HIV protease inhibitors. The combined use of pantoprazole with HIV protease inhibitors (such as atazanavir), the absorption of which depends on the intragastric pH, is not recommended, due to a significant decrease in their bioavailability. If the combined use of HIV protease inhibitors with PPIs cannot be avoided, close clinical monitoring (eg viral load) is recommended. Do not exceed the daily dose of pantoprazole 20 mg. It may be necessary to adjust the dose of HIV protease inhibitors.

Coumarin anticoagulants (phenprocoumon and warfarin). Despite the lack of interaction with simultaneous use with phenprocoumon and warfarin during clinical trials, isolated cases of changes in the international normalized ratio (INR) in the post-marketing period were recorded. Thus, in patients using indirect anticoagulants (for example, phenprocoumon and warfarin), it is recommended to monitor prothrombin time / INR after initiation, discontinuation or irregular administration of pantoprazole.

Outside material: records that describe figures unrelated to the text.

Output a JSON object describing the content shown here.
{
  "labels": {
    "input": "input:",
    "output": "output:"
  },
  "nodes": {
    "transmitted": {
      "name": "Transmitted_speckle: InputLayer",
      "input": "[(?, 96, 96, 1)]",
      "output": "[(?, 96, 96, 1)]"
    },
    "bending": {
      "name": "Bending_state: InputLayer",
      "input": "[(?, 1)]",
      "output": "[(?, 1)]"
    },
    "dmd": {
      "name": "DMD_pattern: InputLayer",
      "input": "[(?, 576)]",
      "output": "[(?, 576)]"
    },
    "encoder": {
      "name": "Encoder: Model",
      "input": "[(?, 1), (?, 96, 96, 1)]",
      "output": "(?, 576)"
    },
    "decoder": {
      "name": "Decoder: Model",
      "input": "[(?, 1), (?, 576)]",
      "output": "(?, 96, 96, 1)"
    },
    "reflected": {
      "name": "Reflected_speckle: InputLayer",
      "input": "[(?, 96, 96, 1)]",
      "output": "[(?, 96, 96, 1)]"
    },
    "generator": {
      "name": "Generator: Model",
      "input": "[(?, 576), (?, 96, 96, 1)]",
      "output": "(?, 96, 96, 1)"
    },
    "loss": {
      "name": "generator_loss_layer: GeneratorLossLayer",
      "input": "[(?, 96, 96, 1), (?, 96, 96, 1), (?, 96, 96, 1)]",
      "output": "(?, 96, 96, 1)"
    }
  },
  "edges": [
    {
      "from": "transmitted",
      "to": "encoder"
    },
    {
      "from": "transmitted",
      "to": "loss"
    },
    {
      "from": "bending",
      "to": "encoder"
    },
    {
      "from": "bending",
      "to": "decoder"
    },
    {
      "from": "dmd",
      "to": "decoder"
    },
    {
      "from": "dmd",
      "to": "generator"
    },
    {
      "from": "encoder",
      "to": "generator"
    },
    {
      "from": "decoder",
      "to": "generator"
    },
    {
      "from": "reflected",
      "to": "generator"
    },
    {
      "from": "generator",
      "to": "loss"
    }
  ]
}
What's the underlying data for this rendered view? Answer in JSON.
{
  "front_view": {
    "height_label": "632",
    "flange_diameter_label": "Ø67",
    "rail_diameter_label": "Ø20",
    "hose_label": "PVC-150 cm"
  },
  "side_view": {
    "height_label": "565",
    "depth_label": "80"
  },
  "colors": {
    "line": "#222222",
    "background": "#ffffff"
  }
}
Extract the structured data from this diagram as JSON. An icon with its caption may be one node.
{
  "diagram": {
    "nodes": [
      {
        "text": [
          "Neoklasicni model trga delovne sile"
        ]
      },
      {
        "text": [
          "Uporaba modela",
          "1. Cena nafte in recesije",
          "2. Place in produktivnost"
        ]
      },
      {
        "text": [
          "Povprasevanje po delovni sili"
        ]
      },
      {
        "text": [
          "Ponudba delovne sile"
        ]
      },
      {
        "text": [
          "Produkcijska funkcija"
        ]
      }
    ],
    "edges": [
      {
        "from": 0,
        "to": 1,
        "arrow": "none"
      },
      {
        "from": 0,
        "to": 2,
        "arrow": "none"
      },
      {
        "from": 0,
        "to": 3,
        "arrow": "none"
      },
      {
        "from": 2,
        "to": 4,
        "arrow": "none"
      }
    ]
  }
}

Methotrexate. It has been reported that the simultaneous use of high doses of methotrexate (eg 300 mg) and PPIs increase the level of methotrexate in the blood in some patients. Patients taking high-dose methotrexate, such as those with cancer or psoriasis, are advised to temporarily discontinue pantoprazole treatment.

Other interactions. Pantoprazole is largely metabolized in the liver through the cytochrome P450 enzyme system. The main metabolic pathway is demethylation by CYP 2C19 and other metabolic pathways, including oxidation by the CYP 3A4 enzyme. Studies with preparations that are also metabolized by these pathways, such as carbamazepine, diazepam, glibenclamide, nifedipine, and oral contraceptives containing levonorgestrel and ethinyl estradiol, have not revealed clinically significant interactions.

The results of a number of studies examining possible interactions indicate that pantoprazole does not affect the metabolism of active substances that are metabolized by CYP 1A2 (eg caffeine, theophylline), CYP 2C9 (eg piroxicam, diclofenac, naproxen), CYP 2D6 (eg metoprolol), CYP 2E1 (eg ethanol) does not affect p-glycoprotein, which is associated with digoxin absorption.

There was no interaction with concomitantly prescribed antacids.

Studies have been carried out to study the interaction of pantoprazole with certain antibiotics used simultaneously (clarithromycin, metronidazole, amoxicillin). There were no clinically significant interactions between these preparations.

Overdose

Overdose symptoms are unknown.

Doses of up to 240 mg intravenously for 2 minutes were well tolerated. Because pantoprazole binds extensively to proteins, it is not a preparation that can be easily cleared by dialysis.

In case of an overdose with the appearance of clinical signs of intoxication, symptomatic and supportive therapy is used. There are no specific therapy recommendations.

Storage conditions

At a temperature not exceeding 25 ° C in a dry, dark place.